One of the biggest headaches of car ownership outside of routine maintenance, is prepping your car to handle winter weather. If you live in or are traveling to an area of the country that experiences a lot of harsh winter weather, taking precautions before the cold sets in is necessary.

Winterizing your vehicle can take just a couple of hours, though it's always a good idea for your vehicle to go in for a routine service check before winter rolls around. One of the best things you can do concerning your vehicle before winter sets in, is to make sure your tires are safe. Here are a few basic tips that will help keep you safe and will keep your vehicle running smoothly during the winter months.

Check your tires.
Checking your tire pressure and your tread depth is important to do on a regular basis, but even more so during the winter, when there is a constant threat of rain, ice, sleet or snow. 

Checking tire pressure-
Vehicles made after 2007 have a working tire pressure monitoring system. This will let you know when pressure is low in any of your vehicle's tires. If you have an older vehicle, you can purchase a tire pressure gauge, and check it manually.
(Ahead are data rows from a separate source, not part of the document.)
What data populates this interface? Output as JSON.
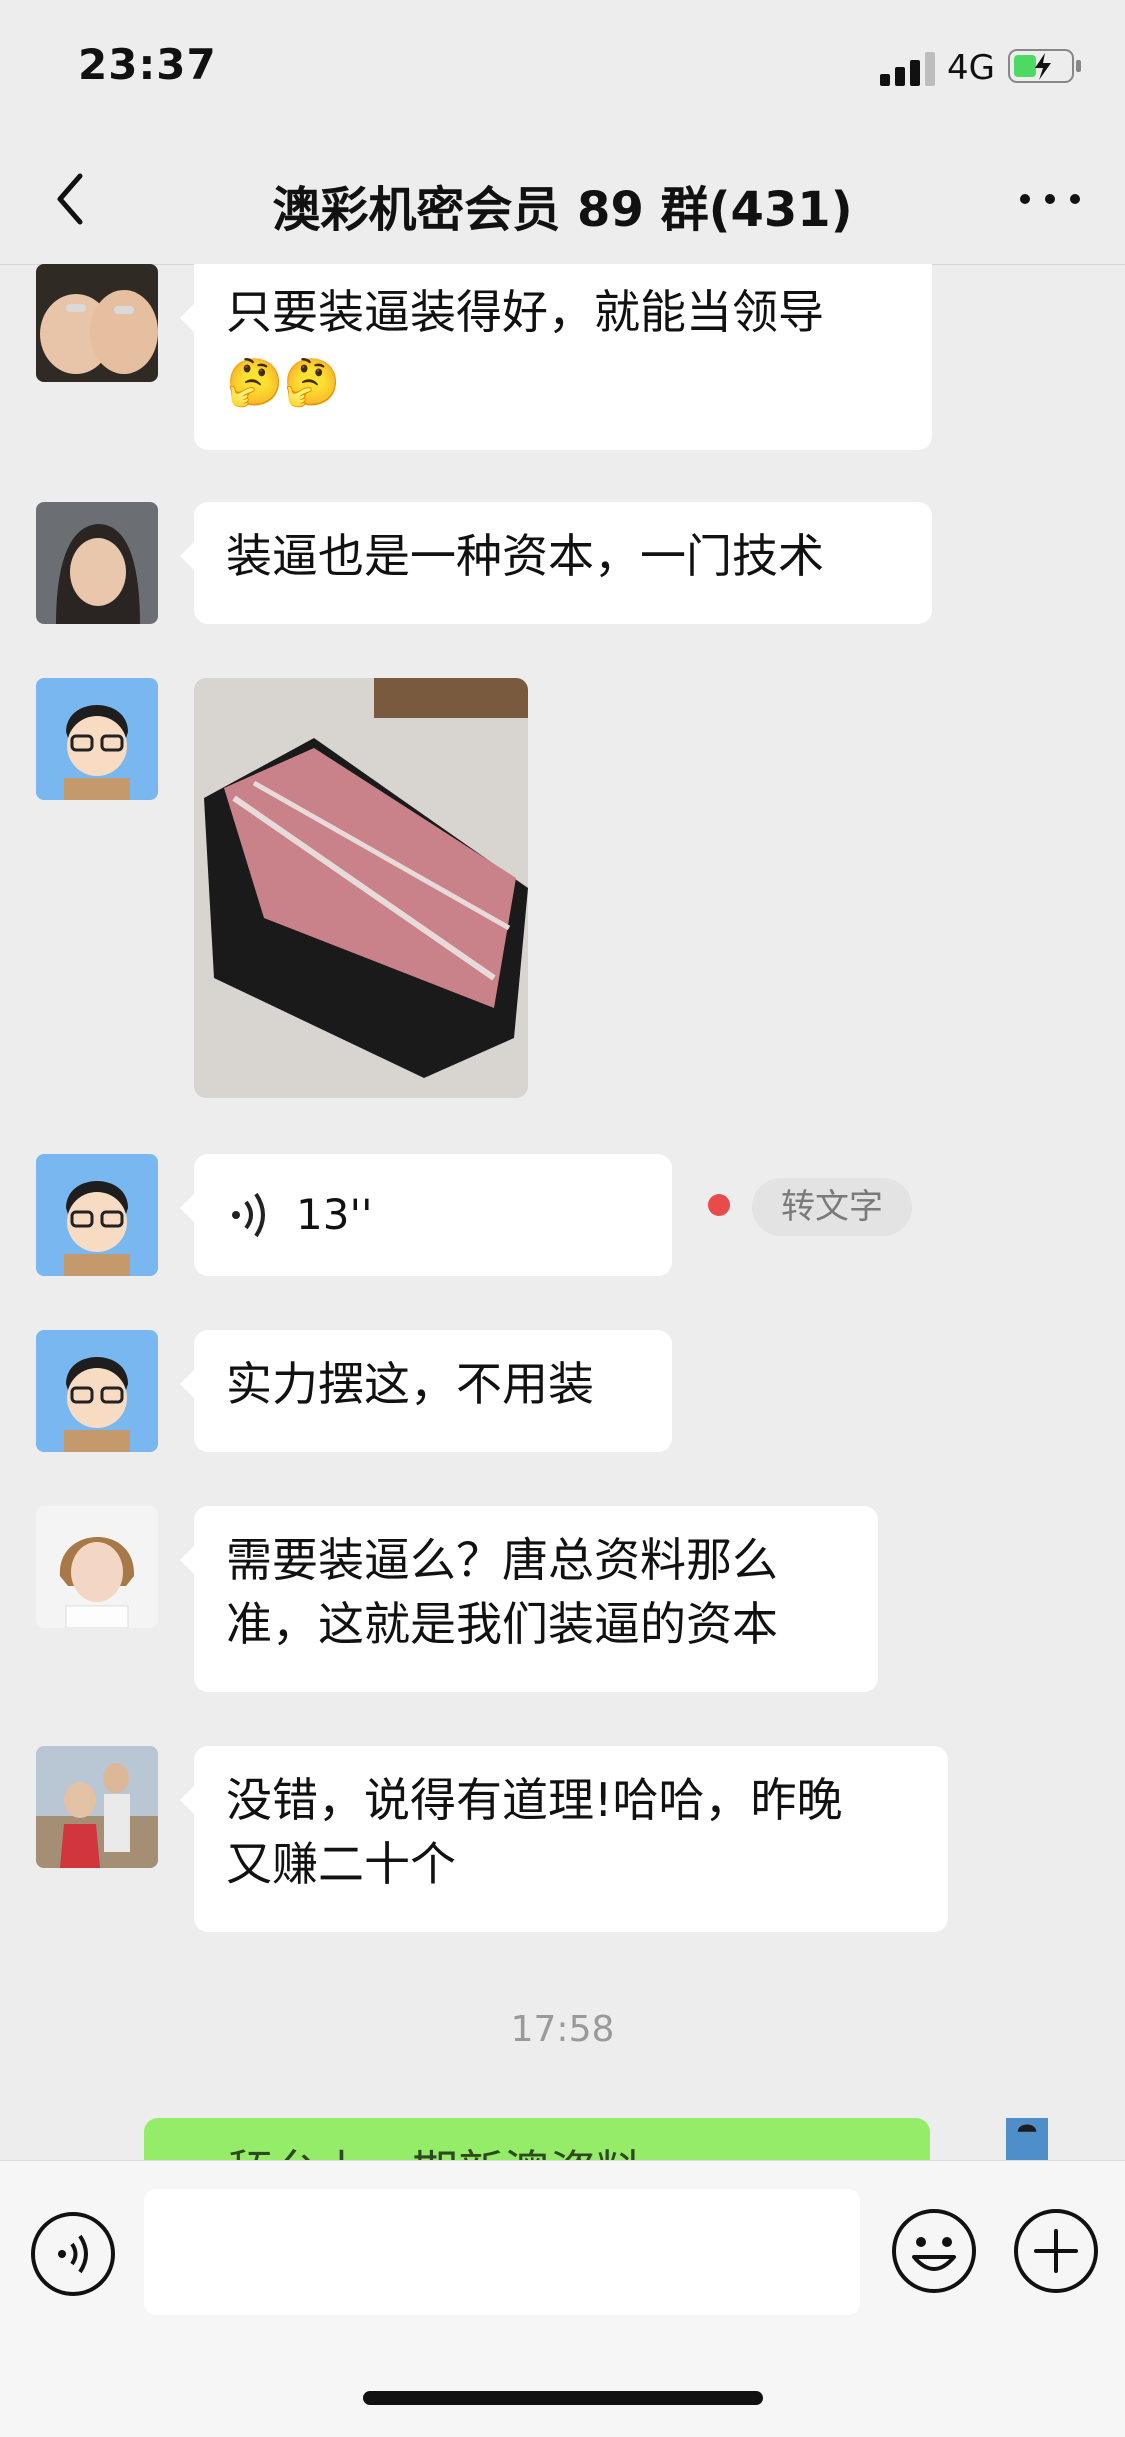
{
  "status": {
    "time": "23:37",
    "network": "4G"
  },
  "header": {
    "title": "澳彩机密会员 89 群(431)"
  },
  "messages": [
    {
      "text": "只要装逼装得好，就能当领导",
      "emoji": "🤔🤔"
    },
    {
      "text": "装逼也是一种资本，一门技术"
    },
    {
      "type": "image",
      "desc": "photo-money"
    },
    {
      "type": "voice",
      "duration": "13''",
      "convert_label": "转文字"
    },
    {
      "text": "实力摆这，不用装"
    },
    {
      "line1": "需要装逼么？唐总资料那么",
      "line2": "准，这就是我们装逼的资本"
    },
    {
      "line1": "没错，说得有道理!哈哈，昨晚",
      "line2": "又赚二十个"
    }
  ],
  "time_divider": "17:58",
  "sent_preview": "舔台上一期新澳资料",
  "input": {
    "placeholder": ""
  }
}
Tire pressure should be checked weekly during winter months. 

Checking tire tread-
No one wants to have to purchase a new set of tires, but if your tires are nearing becoming bald, it would be wise to invest in a new set. During the winter months, tires need more tread depth, because snow and ice become impacted in the actual tread after driving through it. Use the simple penny test to check your tire tread: into several tread grooves across the tire. If part of Lincoln's head is always covered by the tread, you have more than 2/32" of tread depth remaining.

Consider purchasing winter tires.
If you live in an area that sees a lot of snow and winter weather for several months, you may want to consider investing in winter tires. No one wants to wind up stuck in the snow, spinning tires. winter tires are designed to excel in the colder temperatures, slush, snow and ice that many parts of the country experience for three or more months a year. All season tires may seem like they're good enough, but after a few years of general wear and tear from every day driving, they can become worn. Who wants to take the risk of getting stuck or worse? Winter tires can be used for the duration of the winter, and changed once the threat of snow has passed for the season.

Following these easy steps will help ensure the safety of not only your vehicle, but you and your passengers during the harsh winter weather.